The Big Ten portion of Michigan State’s schedule is now underway. With a more competitive conference, the Spartans (4-15-1 OVR, 0-6-0 B1G), looked to keep their head above water against one of the nation’s best in Penn State (16-2-1 OVR, 5-1-0 B1G). The Nittany Lions proved to be too much for the Spartans as they were swept, 5-2 and 5-3 in games one and two respectively at Pegula Ice Arena in University Park, PA. Their eighth and ninth straight losses this season.
Coming into this series, it was crucial that the Spartans play a strong defensive game as the Nittany Lions have the best offense in the nation, averaging 4.58 goals per game. Penn State certainly lived up to that standard as they drown the Spartans with ten total goals.
The so-called kryptonite that has been ailing MSU for a while now has been their inability to play a full 60-minute hockey game. Whether it’s a hot start and slow finish, or vice versa, the Spartans rarely seem to put a consistent performance together.
That was exactly the case in this weekend series. The Spartans scored first in both of the games this past weekend, defenseman Zach Osburn netted his third of the season in game one and freshman standout Taro Hirose scored his fourth in game two. After that, the Nittany Lion offense took over and left no room for a Spartans offense, who was already struggling to score, to get back into the game.
But the inconsistencies don’t stop there. The Spartans lead 2-1 in game two after 40 minutes of play. Goals by Hirose and Mason Appleton gave the Spartans an advantage. But the dominant offense of Penn State, apparent by their 97 total shots in the series, struck quickly and often, diminishing any chance of snapping Spartan the losing streak.
When an offense is struggling, like the Spartans are, one area of play that can be looked to as a get back on track can be the power play. MSU had plenty of chances with the man advantage, eight to be exact, but the fourth best penalty kill in the nation shut them down and the Spartans converted on just two of those opportunities.
On the penalty kill side of special teams for the Spartans, their last place penalty kill held their own against the nation’s 11th-ranked power play. Penn State had eight opportunities with a man advantage, but like MSU, only converted on two. Game one saw MSU kill all three of their penalties, but the Spartans allowed power play goals to Chase Berger and Dylan Richard in the second game.
On a team that relies heavily on its underclassmen, Spartan hockey fans can take solace in the fact that the young kids on this team have shown flashes of true skill. Appleton, a sophomore, recorded his team leading 9th goal and 10th assist on the season. Osburn (1G, 1A), Hirose (1,G, 2A) and Sam Saliba (1A), all sophomores or younger, recorded points as well.

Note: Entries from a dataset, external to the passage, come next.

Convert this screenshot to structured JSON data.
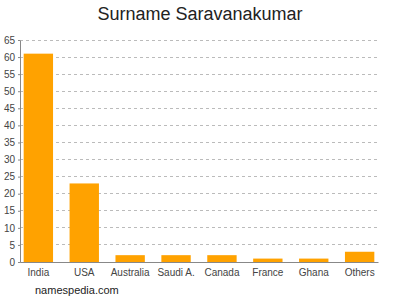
{
  "chart_data": {
    "type": "bar",
    "title": "Surname Saravanakumar",
    "categories": [
      "India",
      "USA",
      "Australia",
      "Saudi A.",
      "Canada",
      "France",
      "Ghana",
      "Others"
    ],
    "values": [
      61,
      23,
      2,
      2,
      2,
      1,
      1,
      3
    ],
    "color": "#ffa200",
    "ylim": [
      0,
      65
    ],
    "yticks": [
      0,
      5,
      10,
      15,
      20,
      25,
      30,
      35,
      40,
      45,
      50,
      55,
      60,
      65
    ],
    "grid": true,
    "annotations": [
      "namespedia.com"
    ]
  }
}
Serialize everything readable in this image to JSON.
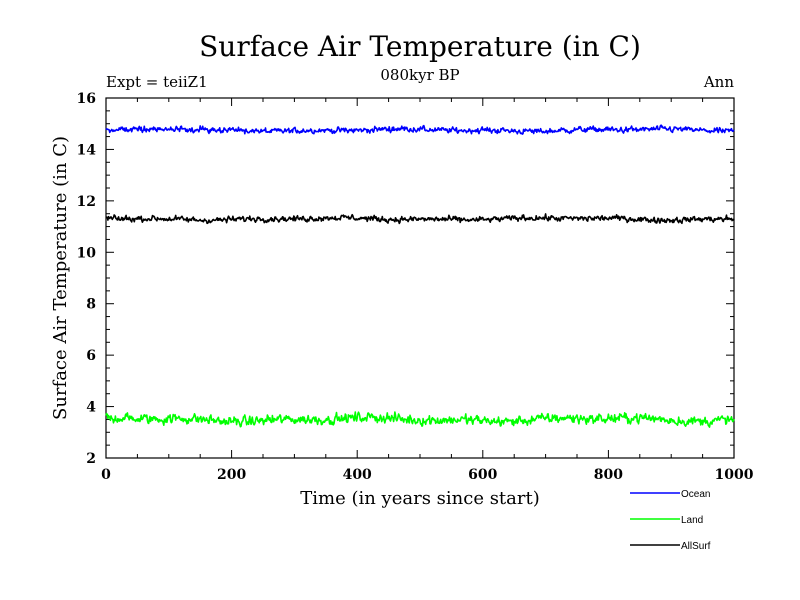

Coming into the season, there was the possibility that with all the young talent on this team, the Spartans could take off and finally get their game back to the level of greatness that it once was. There was also the possibility that with all the college level inexperience on this team, they could fall flat on their faces. It is now obvious that the latter has come to fruition. Regardless, this team has the talent. It’s just a matter of finding the right way to make it all click.